Forbidden Mourning

by amitye



Category: Voyná i mir | War and Peace - Leo Tolstoy
Genre: Bittersweet Ending, F/M, Getting Back Together, Grief/Mourning, Just Very Odd Boundaries, M/M, No Incest, Suicide Attempt
Language: English
Status: Completed
Published: 2020-11-12
Updated: 2020-11-12
Packaged: 2021-03-08 21:22:55
Rating: Teen And Up Audiences
Warnings: No Archive Warnings Apply
Chapters: 1
Words: 2,887
Publisher: archiveofourown.org
Story URL: https://archiveofourown.org/works/27133124
Author URL: https://archiveofourown.org/users/amitye/pseuds/amitye
Summary: Dolokhov's eyes were red with mourning and his words meant to sound pleading, but his voice still sounded unwavering and confident, the hard lines of his face set in the same handsome frown, his shoulders still straight in his officers' greatcoat, arms spread wide to catch her and hold her securely to him, his hair still golden and curled as the first time she had danced with him in Anna Pavlovna's horrible painting gallery, giggling and hiding from her father. It made her blood boil.He had no right to be standing there like a wretched guardian angel of war and debauchery, ready to cheat or shoot or lie them out of any trouble that presented itself on their way, when she had believed him and entrusted him with her little brother's life and he brought nothing back to her but tears and apologies and a blood-stained jacket.
Relationships: Anatole Vasilyevich Kuragin & Elena "Hélène" Vasilyevna Kuragina, Fyodor "Fedya" Ivanovich Dolokhov/Anatole Vasilyevich Kuragin, Fyodor "Fedya" Ivanovich Dolokhov/Elena "Hélène" Vasilyevna Kuragina
Comments: 2
Kudos: 9
Collections: Fic In A Box





	Forbidden Mourning

**Author's Note:**

  * For [Alley_Skywalker](https://archiveofourown.org/users/Alley_Skywalker/gifts).



"Please, don't, Lelya.

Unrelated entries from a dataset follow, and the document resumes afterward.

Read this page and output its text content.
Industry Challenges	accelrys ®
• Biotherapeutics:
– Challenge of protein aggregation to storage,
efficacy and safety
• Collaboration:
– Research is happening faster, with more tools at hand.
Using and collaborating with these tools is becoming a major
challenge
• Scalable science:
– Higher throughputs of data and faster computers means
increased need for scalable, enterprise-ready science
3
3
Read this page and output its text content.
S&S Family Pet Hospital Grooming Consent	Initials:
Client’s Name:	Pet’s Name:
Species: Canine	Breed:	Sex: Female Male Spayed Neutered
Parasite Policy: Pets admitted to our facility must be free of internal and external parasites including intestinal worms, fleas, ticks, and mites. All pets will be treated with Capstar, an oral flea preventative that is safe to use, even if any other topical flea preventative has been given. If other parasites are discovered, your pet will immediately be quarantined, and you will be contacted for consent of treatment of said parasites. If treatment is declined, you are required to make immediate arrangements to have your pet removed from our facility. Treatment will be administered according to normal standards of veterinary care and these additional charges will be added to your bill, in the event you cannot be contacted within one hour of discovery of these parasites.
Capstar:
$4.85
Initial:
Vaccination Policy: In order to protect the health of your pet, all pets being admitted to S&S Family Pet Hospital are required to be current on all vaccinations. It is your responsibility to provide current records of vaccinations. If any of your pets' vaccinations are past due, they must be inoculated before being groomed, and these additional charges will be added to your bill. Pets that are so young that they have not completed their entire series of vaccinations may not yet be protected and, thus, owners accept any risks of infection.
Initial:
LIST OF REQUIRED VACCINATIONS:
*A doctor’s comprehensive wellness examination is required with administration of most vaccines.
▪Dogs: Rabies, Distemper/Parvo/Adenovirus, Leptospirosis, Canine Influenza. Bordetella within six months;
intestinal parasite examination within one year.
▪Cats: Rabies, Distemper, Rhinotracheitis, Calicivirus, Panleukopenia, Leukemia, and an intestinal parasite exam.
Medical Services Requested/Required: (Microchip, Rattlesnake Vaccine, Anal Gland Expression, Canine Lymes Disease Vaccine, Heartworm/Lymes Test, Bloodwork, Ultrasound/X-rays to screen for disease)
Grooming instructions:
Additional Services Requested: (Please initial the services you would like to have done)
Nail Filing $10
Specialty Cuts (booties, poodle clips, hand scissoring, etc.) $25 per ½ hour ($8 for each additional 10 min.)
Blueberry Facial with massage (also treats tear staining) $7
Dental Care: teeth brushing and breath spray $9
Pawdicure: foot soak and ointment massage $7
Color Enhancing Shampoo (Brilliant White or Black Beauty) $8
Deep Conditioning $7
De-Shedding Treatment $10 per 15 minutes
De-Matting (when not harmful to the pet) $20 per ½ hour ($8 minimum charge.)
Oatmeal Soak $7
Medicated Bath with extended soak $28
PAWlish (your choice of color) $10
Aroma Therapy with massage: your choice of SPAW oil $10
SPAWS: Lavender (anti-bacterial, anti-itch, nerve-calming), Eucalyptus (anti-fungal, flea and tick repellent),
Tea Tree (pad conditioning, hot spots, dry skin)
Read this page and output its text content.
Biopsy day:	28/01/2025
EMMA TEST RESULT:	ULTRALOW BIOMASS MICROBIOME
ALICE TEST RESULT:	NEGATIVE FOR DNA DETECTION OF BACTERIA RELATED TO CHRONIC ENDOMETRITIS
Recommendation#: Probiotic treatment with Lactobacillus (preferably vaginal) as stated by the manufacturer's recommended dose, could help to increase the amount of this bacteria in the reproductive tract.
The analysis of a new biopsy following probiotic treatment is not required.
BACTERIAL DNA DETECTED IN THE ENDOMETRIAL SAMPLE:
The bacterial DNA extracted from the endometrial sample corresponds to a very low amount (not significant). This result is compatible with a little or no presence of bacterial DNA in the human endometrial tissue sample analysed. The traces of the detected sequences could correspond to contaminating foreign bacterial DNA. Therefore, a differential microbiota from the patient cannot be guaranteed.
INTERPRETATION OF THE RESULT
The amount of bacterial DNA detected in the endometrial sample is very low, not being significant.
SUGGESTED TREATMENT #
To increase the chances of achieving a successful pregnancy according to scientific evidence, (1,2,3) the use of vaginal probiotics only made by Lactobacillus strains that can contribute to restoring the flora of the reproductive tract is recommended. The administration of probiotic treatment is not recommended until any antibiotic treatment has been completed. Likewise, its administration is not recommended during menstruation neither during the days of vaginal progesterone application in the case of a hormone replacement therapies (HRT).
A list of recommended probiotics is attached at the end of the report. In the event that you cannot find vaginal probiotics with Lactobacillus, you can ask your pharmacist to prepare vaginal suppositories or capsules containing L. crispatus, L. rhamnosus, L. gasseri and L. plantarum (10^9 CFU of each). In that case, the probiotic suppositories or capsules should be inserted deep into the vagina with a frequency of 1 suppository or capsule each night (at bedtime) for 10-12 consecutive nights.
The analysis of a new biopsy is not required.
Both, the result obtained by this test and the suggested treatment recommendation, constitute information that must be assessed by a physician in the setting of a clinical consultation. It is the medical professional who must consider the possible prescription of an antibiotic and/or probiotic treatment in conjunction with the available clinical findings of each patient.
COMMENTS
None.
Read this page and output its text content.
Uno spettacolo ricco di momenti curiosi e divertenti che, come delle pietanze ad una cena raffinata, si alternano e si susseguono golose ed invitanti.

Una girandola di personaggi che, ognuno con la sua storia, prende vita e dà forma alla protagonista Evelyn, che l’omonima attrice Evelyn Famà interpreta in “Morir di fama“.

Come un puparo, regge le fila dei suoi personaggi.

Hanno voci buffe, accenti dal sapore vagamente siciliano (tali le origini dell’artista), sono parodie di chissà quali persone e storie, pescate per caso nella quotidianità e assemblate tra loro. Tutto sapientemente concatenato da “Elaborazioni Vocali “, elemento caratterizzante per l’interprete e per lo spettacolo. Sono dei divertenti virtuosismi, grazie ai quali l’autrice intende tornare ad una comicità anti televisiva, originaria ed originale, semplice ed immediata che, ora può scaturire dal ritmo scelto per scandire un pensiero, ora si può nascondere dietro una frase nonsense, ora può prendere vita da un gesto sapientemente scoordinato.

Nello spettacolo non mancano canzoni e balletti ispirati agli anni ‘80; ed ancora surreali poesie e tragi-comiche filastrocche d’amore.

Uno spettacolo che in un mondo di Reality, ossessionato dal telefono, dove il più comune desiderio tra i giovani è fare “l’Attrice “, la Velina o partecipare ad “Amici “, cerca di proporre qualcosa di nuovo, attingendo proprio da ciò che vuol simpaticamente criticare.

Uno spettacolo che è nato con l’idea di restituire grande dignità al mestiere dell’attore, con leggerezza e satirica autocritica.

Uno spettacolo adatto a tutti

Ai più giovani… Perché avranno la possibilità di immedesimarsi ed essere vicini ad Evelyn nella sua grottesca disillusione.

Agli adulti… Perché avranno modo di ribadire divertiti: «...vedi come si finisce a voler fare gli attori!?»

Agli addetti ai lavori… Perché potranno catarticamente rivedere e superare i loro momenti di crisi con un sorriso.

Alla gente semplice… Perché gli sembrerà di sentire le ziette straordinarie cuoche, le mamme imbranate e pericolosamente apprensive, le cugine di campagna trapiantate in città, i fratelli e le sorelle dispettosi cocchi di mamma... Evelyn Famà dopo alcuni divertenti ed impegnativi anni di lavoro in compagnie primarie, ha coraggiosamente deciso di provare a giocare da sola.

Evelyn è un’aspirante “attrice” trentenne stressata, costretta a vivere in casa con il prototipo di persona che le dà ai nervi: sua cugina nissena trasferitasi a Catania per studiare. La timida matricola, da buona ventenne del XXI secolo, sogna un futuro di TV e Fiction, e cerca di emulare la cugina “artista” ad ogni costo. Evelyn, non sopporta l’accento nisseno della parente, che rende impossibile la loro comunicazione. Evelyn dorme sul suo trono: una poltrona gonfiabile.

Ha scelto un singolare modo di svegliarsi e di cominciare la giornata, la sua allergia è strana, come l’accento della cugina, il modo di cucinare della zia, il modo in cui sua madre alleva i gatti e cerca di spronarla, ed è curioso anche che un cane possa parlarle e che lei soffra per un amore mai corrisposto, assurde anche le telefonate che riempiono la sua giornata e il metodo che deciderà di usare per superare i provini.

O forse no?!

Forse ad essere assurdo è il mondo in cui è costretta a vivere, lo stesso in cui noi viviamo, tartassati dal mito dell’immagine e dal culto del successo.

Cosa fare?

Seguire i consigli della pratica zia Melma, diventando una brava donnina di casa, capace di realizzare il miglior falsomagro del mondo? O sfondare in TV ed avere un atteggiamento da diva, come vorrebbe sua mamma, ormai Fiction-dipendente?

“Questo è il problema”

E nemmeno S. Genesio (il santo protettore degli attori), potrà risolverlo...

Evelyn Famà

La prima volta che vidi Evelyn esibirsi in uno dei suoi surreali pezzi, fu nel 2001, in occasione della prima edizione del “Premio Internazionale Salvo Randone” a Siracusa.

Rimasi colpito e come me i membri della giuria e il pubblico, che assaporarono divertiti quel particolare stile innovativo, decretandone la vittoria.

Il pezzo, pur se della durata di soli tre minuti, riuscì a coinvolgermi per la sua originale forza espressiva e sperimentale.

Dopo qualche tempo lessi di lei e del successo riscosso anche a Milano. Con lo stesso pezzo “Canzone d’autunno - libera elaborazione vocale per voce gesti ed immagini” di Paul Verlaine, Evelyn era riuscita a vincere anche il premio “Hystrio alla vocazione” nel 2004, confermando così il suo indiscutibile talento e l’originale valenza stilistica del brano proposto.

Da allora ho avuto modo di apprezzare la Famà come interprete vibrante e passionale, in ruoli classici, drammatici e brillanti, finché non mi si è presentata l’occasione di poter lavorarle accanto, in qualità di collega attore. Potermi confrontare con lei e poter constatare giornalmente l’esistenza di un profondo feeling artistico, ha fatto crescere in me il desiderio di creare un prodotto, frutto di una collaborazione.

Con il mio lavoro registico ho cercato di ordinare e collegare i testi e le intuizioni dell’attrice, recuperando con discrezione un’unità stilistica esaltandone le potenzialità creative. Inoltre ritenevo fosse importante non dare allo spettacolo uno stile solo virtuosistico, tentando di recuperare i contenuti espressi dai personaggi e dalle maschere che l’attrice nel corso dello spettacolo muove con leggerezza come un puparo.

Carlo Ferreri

He made me promise I would take care of you. Don't leave me too."

Hélène swayed like a drunk on the windowsill, shaking her head. She had been standing there already a good while and the idea of jumping had lost all its appeal the moment she had stepped out in the freezing snowstorm in just her frumpy maternity nightgown, but she didn't want to go back - she _couldn't_ no more than if she had turned to ice herself. 

Dolokhov's eyes were red with mourning and his words meant to sound pleading, but his voice still sounded unwavering and confident, the hard lines of his face set in the same handsome frown, his shoulders still straight in his officers' greatcoat, arms spread wide to catch her and hold her securely to him, his hair still golden and curled as the first time she had danced with him in Anna Pavlovna's horrible painting gallery, giggling and hiding from her father. It made her blood boil. 

He had no right to be standing there like a wretched guardian angel of war and debauchery, ready to cheat or shoot or lie them out of any trouble that presented itself on their way, when she had believed him and entrusted him with his little brother's life and he brought nothing back to her but tears and apologies and a blood-stained jacket. 

"Why do you even care? This isn't yours anyway." She spat back at him, pointing with a grimace at the lump of her belly. "You can just leave me here. Go back to look for that nice Rostov girl, bring her home to your mother, have your own army of little brats and let me die in peace. I thought you were tired of us, _this is the last time I risk prison for your little games_ you said. You've almost got what you wanted, now if you could-", you just have to let me-”

She shrieked as Dolokhov’s arms closed around her waist, until she felt the air cut off from her lungs. She tried to squirm away and they both fell in a heap over her bed. There were snowflakes in Dolokhov’s hair, melting down his neck. She started to shiver, and when he pulled her closer she started to cry. 

He was running his fingers through her hair and rubbing her hands to warm them, but he was rough and clumsy, pulling at her like a ragdoll - her head smacked against his chest when she tried to pull away. “We can’t do this.” She muttered, and Dolokhov stiffened the way he did when they were young and he was too affectionate in public, but she didn’t mean that.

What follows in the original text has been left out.